Disorders of substance use in palliative care
Ewing, 1984Galvani, 2020Galvani, 2019Haley, 2020MacCormac, 2017Passik, 2000
Disorders of substance use (eg excessive alcohol use, nonmedical use of medications1, use of illicit substances) can affect clinical management of patients with palliative care needs; for example, substance use can:
- increase patient, carer and family distress
- complicate pain management (see Managing pain in patients with disorders of substance use in palliative care)—disorders of opioid use can be particularly complex
- obscure symptom detection
- increase the risk of delirium
- worsen psychological symptoms (eg anxiety, depression, agitation, psychosis)
- complicate management of psychiatric disorders
- cause drug interactions.
Disorders of substance use can be longstanding or may be triggered by distress associated with the diagnosis and impact of living with a life-limiting illness.
Substance use may not become apparent until a patient moves into a supervised setting (eg hospital, residential facility) and can no longer use the substance, precipitating withdrawal. For management of withdrawal, see advice in substance-specific topics in the Addiction guidelines.
Assess substance use with a thorough clinical evaluation; pay particular attention to current and previous substance use (including prescription, over-the-counter and illicit drugs). For general information on screening for and assessment of substance use, see the Addiction guidelines. Some tools can guide assessment of specific substances (eg the AUDIT tool for excessive alcohol useSaunders, 1993). For advice on screening for (and assessment of) use of individual substances, see the substance-specific topics in the Addiction guidelines.
Seek advice from and work in collaboration with a drug and alcohol service, particularly for patients who require opioids and who receive medication-assisted treatment of opioid dependence (MATOD), or who have severe withdrawal symptoms or complex care needs.
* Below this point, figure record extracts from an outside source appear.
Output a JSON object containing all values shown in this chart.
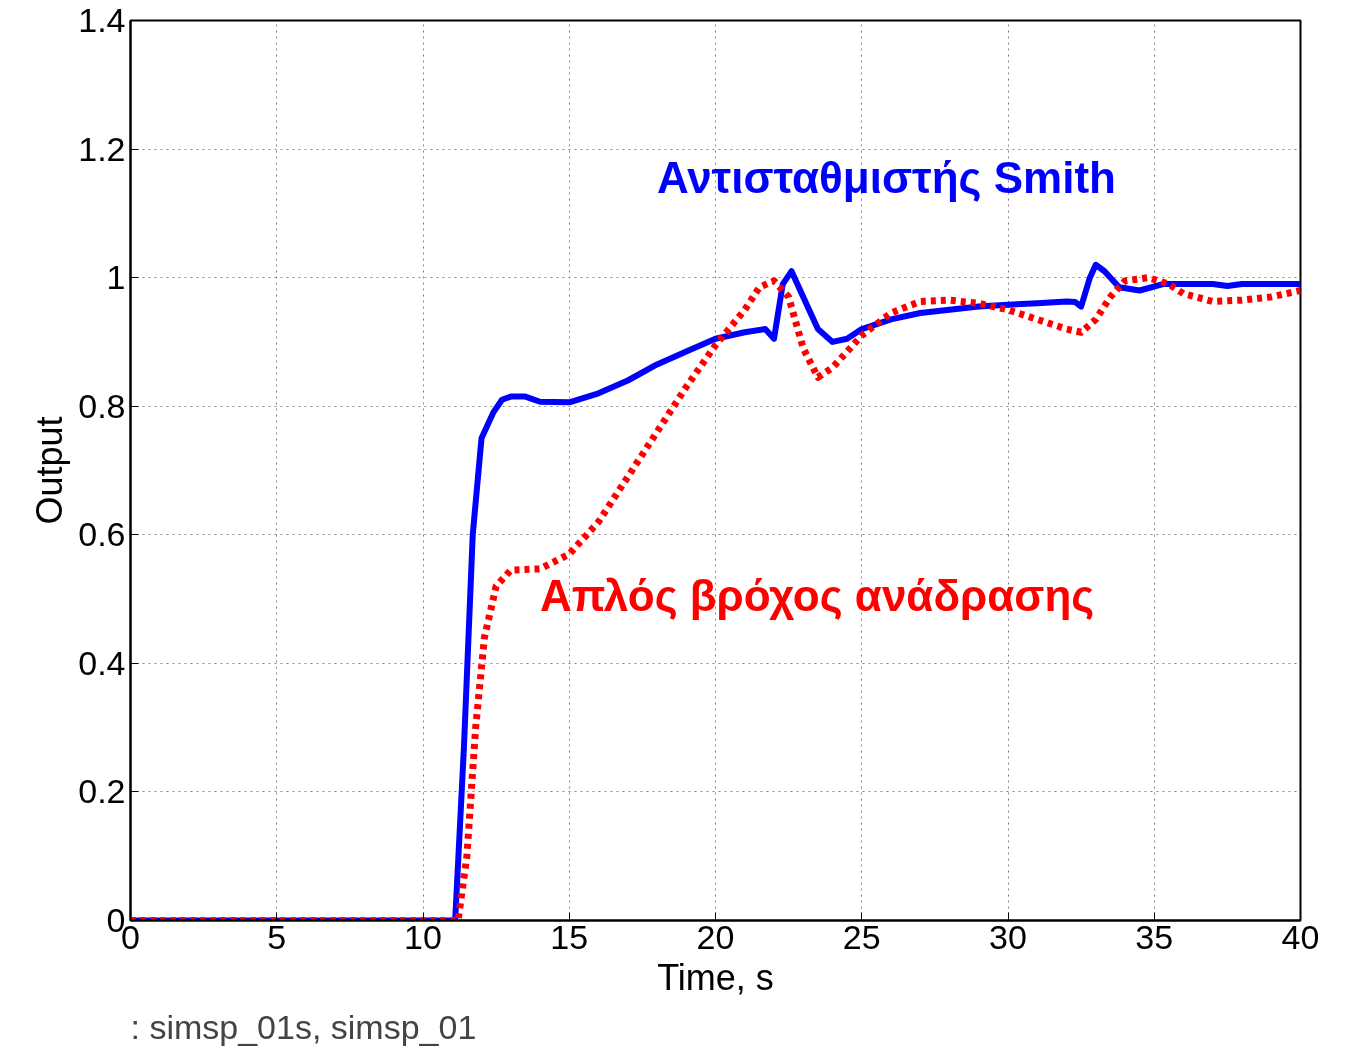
{
  "chart_data": {
    "type": "line",
    "xlabel": "Time, s",
    "ylabel": "Output",
    "xlim": [
      0,
      40
    ],
    "xticks": [
      0,
      5,
      10,
      15,
      20,
      25,
      30,
      35,
      40
    ],
    "ylim": [
      0,
      1.4
    ],
    "yticks": [
      0,
      0.2,
      0.4,
      0.6,
      0.8,
      1,
      1.2,
      1.4
    ],
    "grid": true,
    "annotations": [
      ": simsp_01s, simsp_01"
    ],
    "series": [
      {
        "name": "Αντισταθμιστής Smith",
        "color": "#0000ff",
        "line_style": "solid",
        "x": [
          0,
          11,
          11.1,
          11.4,
          11.7,
          12.0,
          12.4,
          12.7,
          13.0,
          13.5,
          14,
          15,
          16,
          17,
          18,
          19,
          20,
          21,
          21.7,
          22,
          22.3,
          22.6,
          23,
          23.5,
          24,
          24.5,
          25,
          26,
          27,
          28,
          29,
          30,
          31,
          32,
          32.3,
          32.5,
          32.8,
          33,
          33.3,
          33.8,
          34.5,
          35.3,
          36,
          37,
          37.5,
          38,
          40
        ],
        "values": [
          0,
          0,
          0,
          0.27,
          0.6,
          0.75,
          0.79,
          0.81,
          0.815,
          0.815,
          0.807,
          0.806,
          0.82,
          0.84,
          0.865,
          0.885,
          0.905,
          0.915,
          0.92,
          0.905,
          0.99,
          1.01,
          0.97,
          0.92,
          0.9,
          0.905,
          0.92,
          0.935,
          0.945,
          0.95,
          0.955,
          0.958,
          0.96,
          0.963,
          0.962,
          0.955,
          1.0,
          1.02,
          1.01,
          0.985,
          0.98,
          0.99,
          0.99,
          0.99,
          0.987,
          0.99,
          0.99
        ]
      },
      {
        "name": "Απλός βρόχος ανάδρασης",
        "color": "#ff0000",
        "line_style": "dotted",
        "x": [
          0,
          11.2,
          11.5,
          11.8,
          12.1,
          12.5,
          13,
          14,
          15,
          16,
          17,
          18,
          19,
          20,
          21,
          21.5,
          22,
          22.5,
          23,
          23.5,
          24,
          25,
          26,
          27,
          28,
          29,
          30,
          31,
          32,
          32.5,
          33,
          33.5,
          34,
          34.8,
          35.5,
          36,
          37,
          38,
          39,
          40
        ],
        "values": [
          0,
          0,
          0.1,
          0.3,
          0.44,
          0.52,
          0.545,
          0.547,
          0.57,
          0.62,
          0.69,
          0.76,
          0.83,
          0.895,
          0.95,
          0.985,
          0.995,
          0.97,
          0.89,
          0.845,
          0.86,
          0.91,
          0.945,
          0.963,
          0.965,
          0.96,
          0.95,
          0.935,
          0.92,
          0.915,
          0.935,
          0.97,
          0.995,
          1.0,
          0.99,
          0.975,
          0.963,
          0.965,
          0.97,
          0.98
        ]
      }
    ]
  }
}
See clinician resources in the Addiction guidelines for contact details of substance use clinical advisory services.
Identify and treat co-existing psychiatric disorders (eg mood and anxiety disorders, psychotic disorders) because these are highly prevalent in patients with disorders of substance.
Address disorders of substance use in the palliative care plan, and agree on realistic management goals.
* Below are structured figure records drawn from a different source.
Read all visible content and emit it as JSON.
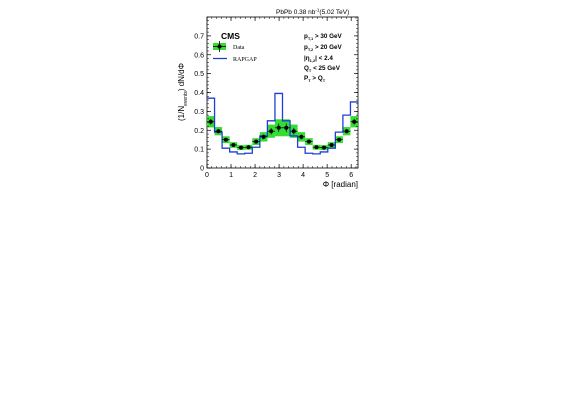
{
  "header": {
    "collab": "PbPb 0.38 nb",
    "lumi_exp": "-1",
    "energy": "(5.02 TeV)"
  },
  "chart_data": {
    "type": "histogram",
    "experiment": "CMS",
    "xlabel": "Φ [radian]",
    "ylabel": {
      "main": "(1/N",
      "sub": "events",
      "tail": ") dN/dΦ"
    },
    "xlim": [
      0,
      6.283
    ],
    "ylim": [
      0,
      0.8
    ],
    "xticks": [
      0,
      1,
      2,
      3,
      4,
      5,
      6
    ],
    "yticks": [
      0,
      0.1,
      0.2,
      0.3,
      0.4,
      0.5,
      0.6,
      0.7
    ],
    "legend": {
      "placement": "top-left",
      "entries": [
        {
          "label": "Data",
          "style": "marker-with-band"
        },
        {
          "label": "RAPGAP",
          "style": "line"
        }
      ]
    },
    "cuts": [
      {
        "base": "p",
        "sub": "T,1",
        "rest": " > 30 GeV"
      },
      {
        "base": "p",
        "sub": "T,2",
        "rest": " > 20 GeV"
      },
      {
        "base": "|η",
        "sub": "1,2",
        "rest": "| < 2.4"
      },
      {
        "base": "Q",
        "sub": "T",
        "rest": " < 25 GeV"
      },
      {
        "base": "P",
        "sub": "T",
        "rest": " > Q",
        "tailsub": "T"
      }
    ],
    "bins": 20,
    "series": [
      {
        "name": "Data",
        "color": "#000000",
        "band_color": "#33dd33",
        "values": [
          0.245,
          0.195,
          0.15,
          0.122,
          0.108,
          0.11,
          0.14,
          0.165,
          0.195,
          0.213,
          0.213,
          0.195,
          0.165,
          0.14,
          0.11,
          0.108,
          0.122,
          0.15,
          0.195,
          0.245
        ],
        "syst": [
          0.03,
          0.022,
          0.018,
          0.015,
          0.013,
          0.013,
          0.018,
          0.025,
          0.035,
          0.045,
          0.045,
          0.035,
          0.025,
          0.018,
          0.013,
          0.013,
          0.015,
          0.018,
          0.022,
          0.03
        ]
      },
      {
        "name": "RAPGAP",
        "color": "#1f3fd6",
        "values": [
          0.37,
          0.19,
          0.105,
          0.085,
          0.075,
          0.078,
          0.11,
          0.17,
          0.25,
          0.395,
          0.25,
          0.17,
          0.11,
          0.078,
          0.075,
          0.085,
          0.105,
          0.19,
          0.28,
          0.35
        ]
      }
    ]
  }
}
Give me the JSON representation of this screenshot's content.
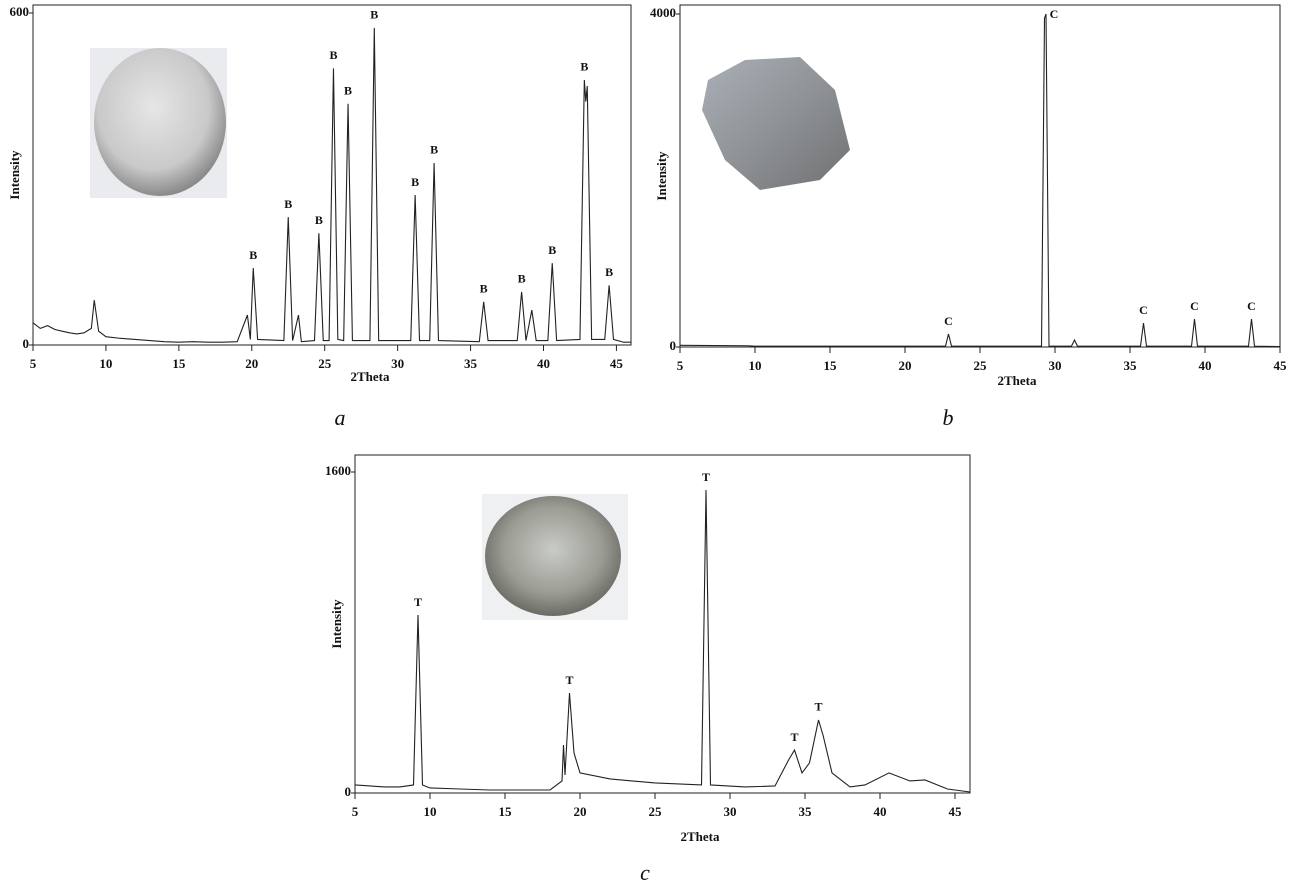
{
  "chart_data": [
    {
      "type": "line",
      "caption": "a",
      "xlabel": "2Theta",
      "ylabel": "Intensity",
      "xlim": [
        5,
        46
      ],
      "ylim": [
        0,
        600
      ],
      "xticks": [
        5,
        10,
        15,
        20,
        25,
        30,
        35,
        40,
        45
      ],
      "yticks": [
        0,
        600
      ],
      "color": "#222222",
      "x": [
        5,
        5.5,
        6,
        6.5,
        7,
        7.5,
        8,
        8.5,
        9,
        9.2,
        9.5,
        10,
        11,
        12,
        13,
        14,
        15,
        16,
        17,
        18,
        19,
        19.7,
        19.9,
        20.1,
        20.4,
        22.2,
        22.5,
        22.8,
        23.2,
        23.4,
        24.3,
        24.6,
        24.9,
        25.3,
        25.6,
        25.9,
        26.3,
        26.6,
        26.9,
        28.1,
        28.4,
        28.7,
        30.9,
        31.2,
        31.5,
        32.2,
        32.5,
        32.8,
        35.6,
        35.9,
        36.2,
        38.2,
        38.5,
        38.8,
        39.2,
        39.5,
        40.3,
        40.6,
        40.9,
        42.5,
        42.8,
        42.9,
        43.0,
        43.3,
        44.2,
        44.5,
        44.8,
        45.5,
        46
      ],
      "values": [
        40,
        30,
        35,
        28,
        25,
        22,
        20,
        22,
        30,
        81,
        25,
        15,
        12,
        10,
        8,
        6,
        5,
        6,
        5,
        5,
        6,
        54,
        10,
        139,
        10,
        8,
        231,
        8,
        54,
        6,
        8,
        202,
        8,
        8,
        500,
        10,
        8,
        436,
        8,
        8,
        573,
        8,
        8,
        271,
        8,
        8,
        329,
        8,
        6,
        78,
        8,
        8,
        96,
        8,
        63,
        8,
        8,
        148,
        8,
        10,
        479,
        440,
        468,
        10,
        10,
        108,
        10,
        5,
        5
      ],
      "annotations": [
        {
          "x": 20.1,
          "label": "B"
        },
        {
          "x": 22.5,
          "label": "B"
        },
        {
          "x": 24.6,
          "label": "B"
        },
        {
          "x": 25.6,
          "label": "B"
        },
        {
          "x": 26.6,
          "label": "B"
        },
        {
          "x": 28.4,
          "label": "B"
        },
        {
          "x": 31.2,
          "label": "B"
        },
        {
          "x": 32.5,
          "label": "B"
        },
        {
          "x": 35.9,
          "label": "B"
        },
        {
          "x": 38.5,
          "label": "B"
        },
        {
          "x": 40.6,
          "label": "B"
        },
        {
          "x": 42.8,
          "label": "B"
        },
        {
          "x": 44.5,
          "label": "B"
        }
      ]
    },
    {
      "type": "line",
      "caption": "b",
      "xlabel": "2Theta",
      "ylabel": "Intensity",
      "xlim": [
        5,
        45
      ],
      "ylim": [
        0,
        4000
      ],
      "xticks": [
        5,
        10,
        15,
        20,
        25,
        30,
        35,
        40,
        45
      ],
      "yticks": [
        0,
        4000
      ],
      "color": "#222222",
      "x": [
        5,
        9.5,
        10,
        22.7,
        22.9,
        23.1,
        29.1,
        29.3,
        29.4,
        29.6,
        31.1,
        31.3,
        31.5,
        35.7,
        35.9,
        36.1,
        39.1,
        39.3,
        39.5,
        42.9,
        43.1,
        43.3,
        45
      ],
      "values": [
        20,
        15,
        10,
        10,
        156,
        10,
        10,
        3950,
        4000,
        10,
        10,
        84,
        10,
        10,
        288,
        10,
        10,
        336,
        10,
        10,
        336,
        10,
        5
      ],
      "annotations": [
        {
          "x": 22.9,
          "label": "C"
        },
        {
          "x": 29.4,
          "label": "C"
        },
        {
          "x": 35.9,
          "label": "C"
        },
        {
          "x": 39.3,
          "label": "C"
        },
        {
          "x": 43.1,
          "label": "C"
        }
      ]
    },
    {
      "type": "line",
      "caption": "c",
      "xlabel": "2Theta",
      "ylabel": "Intensity",
      "xlim": [
        5,
        46
      ],
      "ylim": [
        0,
        1600
      ],
      "xticks": [
        5,
        10,
        15,
        20,
        25,
        30,
        35,
        40,
        45
      ],
      "yticks": [
        0,
        1600
      ],
      "color": "#222222",
      "x": [
        5,
        6,
        7,
        8,
        8.9,
        9.2,
        9.5,
        10,
        12,
        14,
        16,
        18,
        18.8,
        18.9,
        19.0,
        19.3,
        19.6,
        20,
        22,
        25,
        28.1,
        28.4,
        28.7,
        31,
        33,
        33.9,
        34.3,
        34.8,
        35.3,
        35.9,
        36.2,
        36.8,
        38,
        39,
        40.6,
        42,
        43,
        44.5,
        46
      ],
      "values": [
        40,
        35,
        30,
        30,
        40,
        887,
        40,
        25,
        20,
        15,
        15,
        15,
        60,
        239,
        90,
        498,
        200,
        100,
        70,
        50,
        40,
        1510,
        40,
        30,
        35,
        164,
        214,
        100,
        150,
        364,
        289,
        100,
        30,
        40,
        100,
        60,
        65,
        20,
        5
      ],
      "annotations": [
        {
          "x": 9.2,
          "label": "T"
        },
        {
          "x": 19.3,
          "label": "T"
        },
        {
          "x": 28.4,
          "label": "T"
        },
        {
          "x": 34.3,
          "label": "T"
        },
        {
          "x": 35.9,
          "label": "T"
        }
      ]
    }
  ]
}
For patients with palliative care needs and disorders of substance use, consider potential benefits and burdens of treatment, and the patient’s prognosis, preferences and goals of care—see Principles of symptom management in palliative care. Take a nonjudgmental, flexible and compassionate approach when working with patients with disorders of substance use, based on trauma-informed care and awareness of stigma as a barrier to accessing treatment. For an outline of management options, see an overview of interventions. Aspects of management may involve:
- psychosocial support
- harm reduction strategies to reduce the impact of continued substance use (eg strategies to reduce risk of falls or overdose)
- replacement—for example, nicotine replacement therapy to aid smoking management
- gradual dose reduction
- monitoring for and managing withdrawal symptoms that may occur with reducing or stopping use (eg alcohol withdrawal, benzodiazepine withdrawal).